By 1871, anthropologist Edward Burnett Tylor’s ‘Primitive Culture’ had helped folklorists to see their work as part of a grand scheme to assemble from within contemporary cultures those folk traditions that were survivals from “primitive cultures,” evidence of the progress of civilisations. But the folk elements in ‘Wuthering Heights,’ most of which are associated with the “old wife” Nelly Dean, simply are not primitive. To examine the novel as if it “indicate that local cultures continued to govern personal life in many parts of England” is to make Emily Jane Brontë a folklorist. Not only was Emily Jane Brontë no folklorist, but she actually seems to work against the ideological assumptions of the new folklorists. ‘Wuthering Heights’ incorporates folk genres in a way that allows them a status and authority that they could never have had in the accounts recorded by Victorian folklorists, accounts in which narrators were always already discredited, old-fashioned, uneducated “old wives.”

In ‘Wuthering Heights,’ however, the folklorist is haunted by the folk. As we will see in the relationship between the folklorist figure of Lockwood and his informant, Nelly Dean, the relative positions of folklorist and folk are not easy to pin down. Nelly tells ghost stories and sings folk songs, but her place is never as clear as Lockwood initially thinks it is. Victorian folklorists saw folk custom and lore as survivals of earlier cultures, but folk elements in ‘Wuthering Heights’ carry no such connotations. They do not indicate the primitive or the rustic. Instead, in ‘Wuthering Heights,’ folklore functions like Sigmund Freud’s uncanny; in the novel’s folkloric references, as in the uncanny, a cultural past resurfaces in psyches in which the primitive had been deeply buried. Folklore in Emily Jane Brontë’s novel reveals middle-class English culture’s repressed, unwanted links with the cultures of those who were living artefacts of a British cultural past. In this sense, the relationship between Nelly Dean and Lockwood uses and then overturns the standard trope of the folklorist and the old wife.

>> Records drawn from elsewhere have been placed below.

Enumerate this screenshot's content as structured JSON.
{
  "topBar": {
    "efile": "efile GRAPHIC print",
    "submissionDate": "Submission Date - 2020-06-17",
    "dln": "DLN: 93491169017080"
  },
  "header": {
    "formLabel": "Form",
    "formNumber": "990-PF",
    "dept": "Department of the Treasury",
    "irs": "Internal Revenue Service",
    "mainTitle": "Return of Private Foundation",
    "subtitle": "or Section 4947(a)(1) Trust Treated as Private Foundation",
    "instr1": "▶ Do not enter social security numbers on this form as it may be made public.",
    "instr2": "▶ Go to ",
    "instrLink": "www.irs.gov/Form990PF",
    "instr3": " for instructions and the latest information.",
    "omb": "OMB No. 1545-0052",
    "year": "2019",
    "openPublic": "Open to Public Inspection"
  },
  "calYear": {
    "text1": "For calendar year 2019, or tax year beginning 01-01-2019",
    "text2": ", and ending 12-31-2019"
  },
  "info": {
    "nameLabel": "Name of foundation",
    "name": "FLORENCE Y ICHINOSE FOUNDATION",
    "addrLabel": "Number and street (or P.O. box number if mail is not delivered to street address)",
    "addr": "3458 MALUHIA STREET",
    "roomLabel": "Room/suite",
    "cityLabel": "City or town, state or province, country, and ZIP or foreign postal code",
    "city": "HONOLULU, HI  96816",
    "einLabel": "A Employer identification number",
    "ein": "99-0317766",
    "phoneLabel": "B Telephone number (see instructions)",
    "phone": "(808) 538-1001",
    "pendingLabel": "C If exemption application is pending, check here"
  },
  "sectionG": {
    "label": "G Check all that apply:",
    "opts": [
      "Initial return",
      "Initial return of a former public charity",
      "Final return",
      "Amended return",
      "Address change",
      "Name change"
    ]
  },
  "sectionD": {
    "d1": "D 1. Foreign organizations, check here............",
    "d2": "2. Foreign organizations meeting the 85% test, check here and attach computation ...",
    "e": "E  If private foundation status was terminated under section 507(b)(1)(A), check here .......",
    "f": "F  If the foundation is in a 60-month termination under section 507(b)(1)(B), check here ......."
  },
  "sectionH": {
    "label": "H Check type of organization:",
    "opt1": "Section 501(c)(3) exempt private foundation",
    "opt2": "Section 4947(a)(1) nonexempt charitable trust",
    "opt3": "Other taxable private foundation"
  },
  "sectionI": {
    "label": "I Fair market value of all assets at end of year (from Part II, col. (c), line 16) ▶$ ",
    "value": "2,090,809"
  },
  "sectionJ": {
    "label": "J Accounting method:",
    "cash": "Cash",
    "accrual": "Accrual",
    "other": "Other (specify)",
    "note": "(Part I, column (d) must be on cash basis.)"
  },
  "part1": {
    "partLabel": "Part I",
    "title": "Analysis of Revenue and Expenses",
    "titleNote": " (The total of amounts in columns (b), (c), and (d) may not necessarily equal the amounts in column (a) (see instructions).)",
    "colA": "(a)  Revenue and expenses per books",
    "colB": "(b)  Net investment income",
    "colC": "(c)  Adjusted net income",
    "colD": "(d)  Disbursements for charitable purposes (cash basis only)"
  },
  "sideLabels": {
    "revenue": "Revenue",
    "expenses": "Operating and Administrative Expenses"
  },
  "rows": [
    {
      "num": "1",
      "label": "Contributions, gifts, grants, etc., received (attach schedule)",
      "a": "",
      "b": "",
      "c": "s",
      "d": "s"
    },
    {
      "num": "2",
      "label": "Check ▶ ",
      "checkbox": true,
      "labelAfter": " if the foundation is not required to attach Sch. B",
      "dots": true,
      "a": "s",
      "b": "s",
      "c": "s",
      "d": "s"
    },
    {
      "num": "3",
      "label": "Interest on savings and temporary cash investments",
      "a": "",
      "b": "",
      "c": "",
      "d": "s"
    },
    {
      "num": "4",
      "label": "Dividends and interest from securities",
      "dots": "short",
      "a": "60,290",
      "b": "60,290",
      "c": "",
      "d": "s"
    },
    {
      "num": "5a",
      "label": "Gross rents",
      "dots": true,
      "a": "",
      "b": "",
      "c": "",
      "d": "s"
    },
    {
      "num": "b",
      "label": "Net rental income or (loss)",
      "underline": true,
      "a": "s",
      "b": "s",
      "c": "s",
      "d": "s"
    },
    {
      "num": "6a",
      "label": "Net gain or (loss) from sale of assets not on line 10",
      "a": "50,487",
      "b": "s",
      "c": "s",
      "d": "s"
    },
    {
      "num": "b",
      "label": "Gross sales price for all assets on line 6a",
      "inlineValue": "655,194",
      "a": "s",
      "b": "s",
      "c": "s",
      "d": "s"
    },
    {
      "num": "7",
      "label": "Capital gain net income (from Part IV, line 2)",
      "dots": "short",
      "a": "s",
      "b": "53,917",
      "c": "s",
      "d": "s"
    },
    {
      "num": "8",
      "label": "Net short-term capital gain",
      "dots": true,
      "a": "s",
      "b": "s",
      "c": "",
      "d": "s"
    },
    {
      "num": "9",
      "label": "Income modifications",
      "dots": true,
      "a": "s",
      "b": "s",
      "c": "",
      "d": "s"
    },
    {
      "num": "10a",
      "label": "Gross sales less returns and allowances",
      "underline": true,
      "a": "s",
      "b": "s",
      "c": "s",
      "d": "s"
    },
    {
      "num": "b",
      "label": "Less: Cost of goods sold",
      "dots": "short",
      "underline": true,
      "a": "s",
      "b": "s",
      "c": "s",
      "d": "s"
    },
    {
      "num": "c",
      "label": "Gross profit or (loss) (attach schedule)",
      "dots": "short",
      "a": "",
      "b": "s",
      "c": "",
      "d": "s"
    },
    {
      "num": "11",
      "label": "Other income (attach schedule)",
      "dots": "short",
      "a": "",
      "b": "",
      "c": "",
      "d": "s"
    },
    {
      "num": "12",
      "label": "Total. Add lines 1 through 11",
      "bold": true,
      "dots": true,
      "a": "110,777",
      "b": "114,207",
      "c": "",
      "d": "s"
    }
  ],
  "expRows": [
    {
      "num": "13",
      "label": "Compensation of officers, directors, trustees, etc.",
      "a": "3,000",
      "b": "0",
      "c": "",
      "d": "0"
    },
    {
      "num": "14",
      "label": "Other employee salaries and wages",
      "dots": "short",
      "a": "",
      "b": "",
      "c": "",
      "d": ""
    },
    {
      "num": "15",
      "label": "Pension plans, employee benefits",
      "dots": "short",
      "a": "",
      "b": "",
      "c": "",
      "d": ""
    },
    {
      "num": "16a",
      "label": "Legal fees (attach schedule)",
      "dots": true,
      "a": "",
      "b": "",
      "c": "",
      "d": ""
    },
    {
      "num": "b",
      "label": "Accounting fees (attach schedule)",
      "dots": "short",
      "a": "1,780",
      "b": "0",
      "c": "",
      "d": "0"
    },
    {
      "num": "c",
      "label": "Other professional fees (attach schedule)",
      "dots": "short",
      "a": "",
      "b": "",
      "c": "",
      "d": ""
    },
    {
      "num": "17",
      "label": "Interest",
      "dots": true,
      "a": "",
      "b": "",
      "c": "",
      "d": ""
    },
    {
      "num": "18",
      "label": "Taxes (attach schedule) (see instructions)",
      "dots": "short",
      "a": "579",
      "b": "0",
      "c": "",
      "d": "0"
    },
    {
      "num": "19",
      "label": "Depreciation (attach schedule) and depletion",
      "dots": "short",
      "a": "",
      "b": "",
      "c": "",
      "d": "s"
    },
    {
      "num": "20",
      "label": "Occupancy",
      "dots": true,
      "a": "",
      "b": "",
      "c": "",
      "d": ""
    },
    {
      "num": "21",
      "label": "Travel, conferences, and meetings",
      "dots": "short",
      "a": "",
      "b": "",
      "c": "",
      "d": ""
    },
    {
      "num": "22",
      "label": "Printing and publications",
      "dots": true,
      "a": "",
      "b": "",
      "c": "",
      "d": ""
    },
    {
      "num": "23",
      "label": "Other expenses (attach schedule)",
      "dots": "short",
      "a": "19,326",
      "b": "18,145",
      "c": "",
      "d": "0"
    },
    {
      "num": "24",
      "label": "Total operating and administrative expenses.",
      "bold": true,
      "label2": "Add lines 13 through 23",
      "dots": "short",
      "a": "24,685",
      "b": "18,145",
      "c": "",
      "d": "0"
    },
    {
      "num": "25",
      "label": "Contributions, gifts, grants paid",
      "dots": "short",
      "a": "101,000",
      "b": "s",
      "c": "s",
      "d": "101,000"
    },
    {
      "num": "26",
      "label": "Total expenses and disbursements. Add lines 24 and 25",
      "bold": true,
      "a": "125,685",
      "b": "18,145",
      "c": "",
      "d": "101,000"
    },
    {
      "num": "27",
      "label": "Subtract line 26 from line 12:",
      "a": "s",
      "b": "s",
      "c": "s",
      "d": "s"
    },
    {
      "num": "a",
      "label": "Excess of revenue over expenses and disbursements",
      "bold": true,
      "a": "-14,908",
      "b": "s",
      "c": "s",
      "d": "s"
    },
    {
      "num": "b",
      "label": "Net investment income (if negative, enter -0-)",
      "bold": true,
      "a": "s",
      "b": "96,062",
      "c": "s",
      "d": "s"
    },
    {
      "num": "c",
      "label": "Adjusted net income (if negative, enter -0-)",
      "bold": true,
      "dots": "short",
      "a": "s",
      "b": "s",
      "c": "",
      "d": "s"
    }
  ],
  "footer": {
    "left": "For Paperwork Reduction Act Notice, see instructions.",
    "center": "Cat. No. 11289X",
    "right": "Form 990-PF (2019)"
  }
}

‘Wuthering Heights’ ghost stories do not read like the popular literary ghost stories that boosted the sales of Victorian periodicals. Nor do they resemble the occult episodes in Gothic novels. Instead, the stories of encounters with ghosts in the novel read like those in nineteenth-century collections of folklore. They are folk memorats or first-person narratives of encounters with the supernatural. Emily Jane Brontë resists early Victorian folklorists’ nostalgia for their own culture’s past by making use of the substance of folkloric writing but embedding that material in fiction. In refusing to condescend to the folk about whom she writes, but also in refusing to be one of them, Emily Jane Brontë sets ‘Wuthering Heights’ in an ambiguous, liminal position in relation to both the early Victorian novel and the newly professionalized discipline of folklore studies. This liminality helps to explain the less-than-enthusiastic reception of ‘Wuthering Heights’ in an age during which the success of the novel had come to depend on an appeal to the English middle classes. While the novel was being established as high literature, Emily Jane Brontë was integrating folk forms into her novel in a less condescending way than did Walter Scott or any of her literary predecessors who laid claim to the culture of the folk.